Optical and spectroscopic behavior of Eu3+ doped heavy metal phosphate glasses

Europium (Eu3+)-doped heavy metal phosphate glass systems have been synthesized by melt-quench technique. Optical as well as spectroscopic characteristics are analyzed in detail. X-ray diffraction (XRD) pattern of synthesized samples confirms their glassy nature. Optical band-gap (Eg) for the synthesized samples has been calculated using different methods. Refractive index and other parameters such as dielectric constant, molar refraction, reflection losses, and polarizability have also been determined for prepared glass samples. Photoluminescence properties are examined from the excitation as well as emission spectra and results revealed prominent emissions in red region. The optical band gap for the prepared samples has been evaluated using three different methods viz. Tauc's method, absorption spectrum fitting (ASF) method and differential absorption spectrum fitting (DASF) method. Similar results have been obtained by all the three methods. Judd-Ofelt (J-O) theory has been employed to emission bands of Eu3+ ions for determination of phenomenological intensity parameters i.e. omega(2), omega(4) and omega(6), radiative rate, branching ratio and radiative lifetime.
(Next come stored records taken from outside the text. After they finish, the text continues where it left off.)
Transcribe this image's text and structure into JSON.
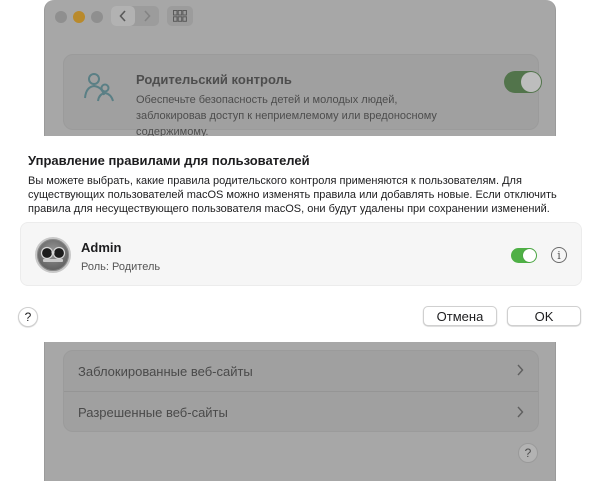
{
  "background_window": {
    "parental_control": {
      "title": "Родительский контроль",
      "description": "Обеспечьте безопасность детей и молодых людей, заблокировав доступ к неприемлемому или вредоносному содержимому.",
      "enabled": true
    },
    "site_rows": [
      {
        "label": "Заблокированные веб-сайты"
      },
      {
        "label": "Разрешенные веб-сайты"
      }
    ],
    "help_label": "?"
  },
  "sheet": {
    "title": "Управление правилами для пользователей",
    "description": "Вы можете выбрать, какие правила родительского контроля применяются к пользователям. Для существующих пользователей macOS можно изменять правила или добавлять новые. Если отключить правила для несуществующего пользователя macOS, они будут удалены при сохранении изменений.",
    "user": {
      "name": "Admin",
      "role": "Роль: Родитель",
      "enabled": true,
      "info_label": "i"
    },
    "help_label": "?",
    "cancel_label": "Отмена",
    "ok_label": "OK"
  },
  "colors": {
    "toggle_on": "#4fb046",
    "dim_overlay": "#a7a7a7"
  },
  "icons": {
    "back": "chevron-left-icon",
    "forward": "chevron-right-icon",
    "grid": "grid-icon",
    "parental": "parental-control-icon",
    "chevron": "chevron-right-icon",
    "info": "info-icon",
    "help": "help-icon"
  }
}
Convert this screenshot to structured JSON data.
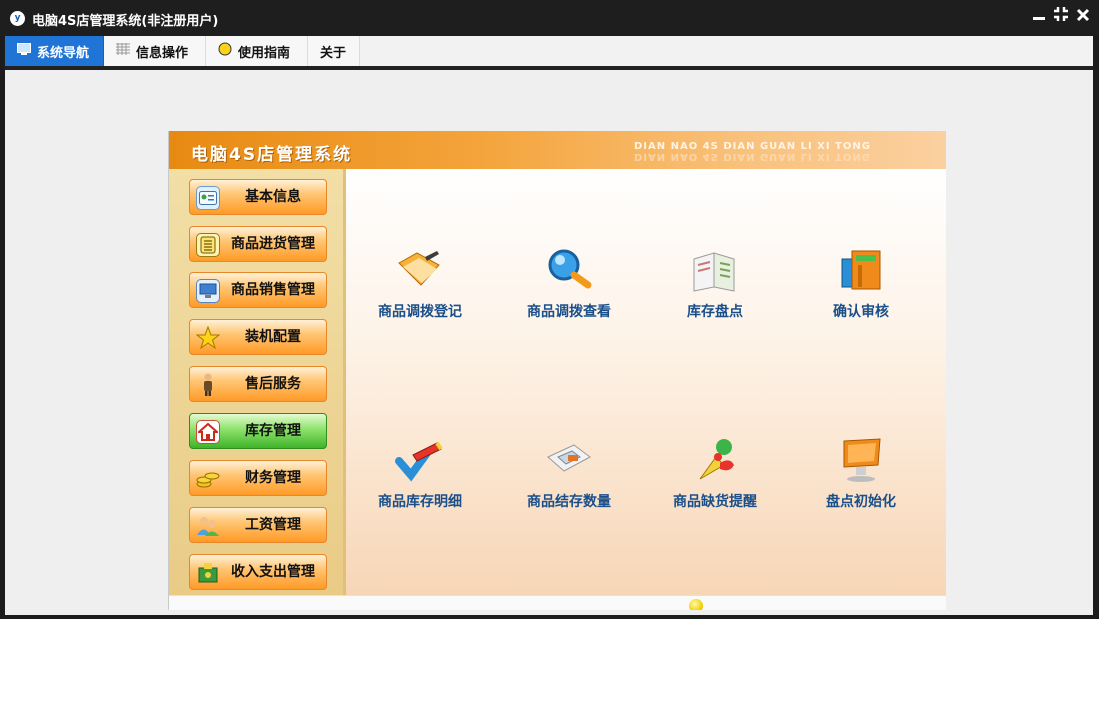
{
  "window": {
    "title": "电脑4S店管理系统(非注册用户)",
    "app_icon_glyph": "y",
    "controls": {
      "minimize": "▁",
      "restore": "⋄",
      "close": "✕"
    }
  },
  "menu": {
    "tabs": [
      {
        "label": "系统导航",
        "icon": "monitor-icon",
        "active": true
      },
      {
        "label": "信息操作",
        "icon": "grid-icon",
        "active": false
      },
      {
        "label": "使用指南",
        "icon": "help-bulb-icon",
        "active": false
      },
      {
        "label": "关于",
        "active": false
      }
    ]
  },
  "banner": {
    "title": "电脑4S店管理系统",
    "pinyin": "DIAN NAO 4S DIAN GUAN LI XI TONG"
  },
  "sidebar": {
    "items": [
      {
        "label": "基本信息",
        "icon": "id-card-icon"
      },
      {
        "label": "商品进货管理",
        "icon": "document-stack-icon"
      },
      {
        "label": "商品销售管理",
        "icon": "computer-icon"
      },
      {
        "label": "装机配置",
        "icon": "star-icon"
      },
      {
        "label": "售后服务",
        "icon": "person-icon"
      },
      {
        "label": "库存管理",
        "icon": "house-icon",
        "active": true
      },
      {
        "label": "财务管理",
        "icon": "coins-icon"
      },
      {
        "label": "工资管理",
        "icon": "users-icon"
      },
      {
        "label": "收入支出管理",
        "icon": "money-box-icon"
      }
    ]
  },
  "functions": [
    {
      "label": "商品调拨登记",
      "icon": "folder-pencil-icon"
    },
    {
      "label": "商品调拨查看",
      "icon": "magnifier-icon"
    },
    {
      "label": "库存盘点",
      "icon": "open-book-icon"
    },
    {
      "label": "确认审核",
      "icon": "archive-binder-icon"
    },
    {
      "label": "商品库存明细",
      "icon": "check-pencil-icon"
    },
    {
      "label": "商品结存数量",
      "icon": "blueprint-icon"
    },
    {
      "label": "商品缺货提醒",
      "icon": "megaphone-icon"
    },
    {
      "label": "盘点初始化",
      "icon": "monitor-screen-icon"
    }
  ],
  "colors": {
    "title_bar": "#1e1e1e",
    "active_tab": "#1f74d6",
    "banner_orange": "#e78a12",
    "active_side_green": "#3eb32a",
    "function_label": "#1b4f8a"
  }
}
J-O analysis revealed that the large value of omega(2) parameter indicated high covalency between metal-ligand bonds along with the distortion among symmetric sites of Eu3+. Branching ratio (beta(R)) is greater than 0.5 for D-5(0)-> F-7(2) (transition) indicating their prospective for usefulness in laser-based applications. High branching ratio values and color purity suggests the potential use of glass samples for red laser applications.

Automated summary

Europium (Eu3+)-doped heavy metal phosphate glass systems were synthesized and their optical and spectroscopic characteristics were analyzed. The synthesized samples exhibited prominent emissions in the red region and had high branching ratio values and color purity, suggesting their potential use in red laser applications.